John martino, annapolis school of seamanship and annapolis yacht         management
The following review was written by John Martino and prepared by the marketing department of Chesapeake Bay Magazine. Mr. Martino is the founder and president of Annapolis Yacht Management and Annapolis School of Seamanship. He develops and teaches hands-on training courses for recreational boaters and professional mariners, and offers yacht delivery and onboard training services for powerboaters as well as sailors.
Gemini 105 Performance Cruising catamaran
NOVEMBER 2007
 
   
Length overall  33'6"
Beam  14'
Draft(Boards Up) 1'6"
        (Boards Down) 5'6"
Displacement  9,600 lb
Fuel Capacity  36 gals
Water Capacity  60 gals
Base Price  $154,000


Early in September, Performance Cruising Inc. reached a major milestone when they launched Gemini catamaran hull number 1000 at their production facility in Annapolis.  The family owned and operated business began producing the Gemini after a fire in 1981 destroyed their original factory and the molds for their  popular Telstar 26 trimaran. The first Gemini cat (aptly named Phoenix) was launched later that year, and met with tremendous success as a well built, affordable cruising catamaran. Since then, designer and company president Tony Smith has moved the boat through five major redesigns, tweaking and improving the hull, and incorporating the ideas of seasoned and satisfied cruising customers into the mix. Today the Gemini remains a pioneering design that challenges conventional cruising catamarans in both performance and price. For a boat with so many noteworthy features and innovations, perhaps the most interesting characteristic is its uncanny ability to convert devout monohull traditionalists into multi-hull cruisers.

Take one of these cats for a test sail, and you'll understand why the company name is Performance Cruising. While it's no surprise that the Gemini is fast off the wind, her twin lifting centerboards, hull shape and sail plan combine to give her impressive upwind performance as well. Perhaps this more than anything is what sets her apart from other catamarans. In about eight knots of breeze she pointed 40 degrees off the wind, making 6.7 knots SOG. We were using an optional 200-percent headsail called a screacher, a sail well suited for working to windward or footing off for running dead downwind (or anywhere in between, for that matter). The sail's tack is set up to move from one hull to the other on a traveler, so we could make any point of sail smooth and swift. (If the wind pipes up, rolling up the screacher and unrolling the working jib takes only a minute or two.)
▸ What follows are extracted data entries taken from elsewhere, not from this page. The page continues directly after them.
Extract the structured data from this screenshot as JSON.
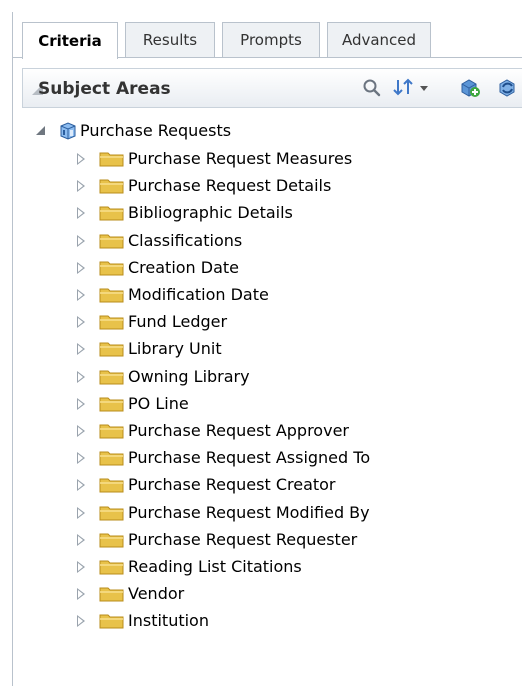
{
  "tabs": [
    {
      "label": "Criteria",
      "active": true
    },
    {
      "label": "Results",
      "active": false
    },
    {
      "label": "Prompts",
      "active": false
    },
    {
      "label": "Advanced",
      "active": false
    }
  ],
  "panel": {
    "title": "Subject Areas",
    "toolbar_icons": [
      "search-icon",
      "sort-icon",
      "dropdown-arrow-icon",
      "add-subject-area-icon",
      "refresh-icon"
    ]
  },
  "tree": {
    "root": {
      "label": "Purchase Requests",
      "icon": "cube-icon"
    },
    "items": [
      "Purchase Request Measures",
      "Purchase Request Details",
      "Bibliographic Details",
      "Classifications",
      "Creation Date",
      "Modification Date",
      "Fund Ledger",
      "Library Unit",
      "Owning Library",
      "PO Line",
      "Purchase Request Approver",
      "Purchase Request Assigned To",
      "Purchase Request Creator",
      "Purchase Request Modified By",
      "Purchase Request Requester",
      "Reading List Citations",
      "Vendor",
      "Institution"
    ]
  },
  "colors": {
    "border": "#b9c2cc",
    "folder": "#e8c24a",
    "folder_dark": "#b98c1b",
    "cube": "#3d7fc9"
  }
}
"Parkability" is another area where the Gemini shines. At 33 feet long and only 14 feet wide (narrow by catamaran standards), the Gemini doesn't require an oversized slip or T-head in a marina. And her 18-inch draft and beachable hulls make it easy to find a spot even in crowded anchorages. The cockpit area is spacious and protected with a Lexan windscreen and fiberglass overhang. Visibility is very good and line handling is simple. If you want to lie back and enjoy the scenery or soak up some sun, the optional hammock chair back aft is the place to be.

Below, the Gemini offers plenty of space. The master stateroom is located forward on the bridge deck and offers occupants an unobstructed view forward from the queen-size bunk. There are also two staterooms aft (one in each hull) equipped with double bunks. If three double staterooms aren't enough, the saloon dinette can convert to a double bunk, bringing total sleeping accommodations to eight. The single head might make that many folks a little chummy.

All in all, the Gemini 105Mc offers a fast, stable cruising platform that should keep a crew comfortable and happy in a wide variety of conditions.